Advice for sub-contracted ALTs working at public schools
Dos Dont's

Avoid working for dispatch companies, try and get a contract directly with the school or Board of Education.

If at all possible do not live in company arranged accommodation. If you cannot avoid accepting the accommodation, do not give company permission to deduct rent etc. from your pay packet. Pay directly.

Do make sure you read and understand your contract before signing. Take it home and go through it, preferably get a Union rep to look over it.

Do not sign any other agreements that give the company permission to deduct money directly from your salary.

Make sure you know how much your travelling allowance will be and how much actual costs will be. Also, make sure that the allowance is in the contract.

Do not believe any promises of salary increases/bonuses/allowances unless you have it written in your contract. Many ALTs have been promised extra loading only to see it never eventuate.

Make sure you know where your school is and how long it will take you to get there. Find out by yourself and donft rely on the company to tell you.

Do not take on face value a dispatch company's explanation of the Japanese health insurance system.

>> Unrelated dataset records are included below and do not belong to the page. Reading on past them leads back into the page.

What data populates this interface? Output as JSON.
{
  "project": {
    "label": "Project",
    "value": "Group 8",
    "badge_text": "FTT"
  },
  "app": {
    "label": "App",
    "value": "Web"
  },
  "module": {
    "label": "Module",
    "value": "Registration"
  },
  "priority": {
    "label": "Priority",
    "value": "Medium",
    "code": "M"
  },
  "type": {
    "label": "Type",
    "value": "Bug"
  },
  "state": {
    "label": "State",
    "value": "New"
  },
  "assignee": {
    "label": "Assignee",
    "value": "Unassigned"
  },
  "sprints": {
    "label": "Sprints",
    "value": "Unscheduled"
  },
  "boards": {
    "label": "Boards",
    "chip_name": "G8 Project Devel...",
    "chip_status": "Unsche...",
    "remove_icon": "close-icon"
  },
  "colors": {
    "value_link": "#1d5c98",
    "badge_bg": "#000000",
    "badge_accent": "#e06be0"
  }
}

Most companies try to avoid enrolling you in health/pension for the sole reason that they will save money. Keeping ALTs out of the Shakai Hoken (health and pension) means more profits for them.

Make sure you know what your health insurance arrangements will be. The FGU strongly recommends Shakai Hoken - SH (National Health and Pension Insurance), but even with SH you are strongly advised to understand the system.

Do not assume that there is a job behind every ALT job advertisement. Dispatch companies use these ads as lures to sign on prospective ALTs. They then put the number of ALTs "registered" in their tender bid. If the tender bid fails, the jobs evaporate.

Make sure the monthly salary, working hours and date of payment are clearly stated in the contract.

Do not assume that the monthly salary advertised will be what is in your contract. Many dispatch companies beat down salaries after luring prospective candidates.

Make sure the contract clearly states working hours ? many contracts stipulate hours you must be at the school, for example from 8am to 5pm, but then go on to say that you are only working during class hours, for example 5 hours. They try to have it both ways making you be at the school for 8 hours but only paying for 5 hours. In this example the contract should state that the working hours are from 8am to 5pm and nothing less.

Make sure you have a monthly salary, not a yearly or daily salary. Your conditions and rights will be affected.

Do not expect a reference from a school. They are not your employer, therefore they cannot give you one. Dispatch companies cannot really comment on your teaching because they are not present during class. Japanese teachers are prohibited from assessing your performance.
A sub-contracted ALT will find it difficult to get a reference when leaving.

Sign a contract for a whole calendar year. Any shorter terms may be detrimental to your rights.

Don't let anybody tell you that conditions are different because you are a gaijin. This is irrelevant.

Make sure you get any promises/directions etc. from the company in writing.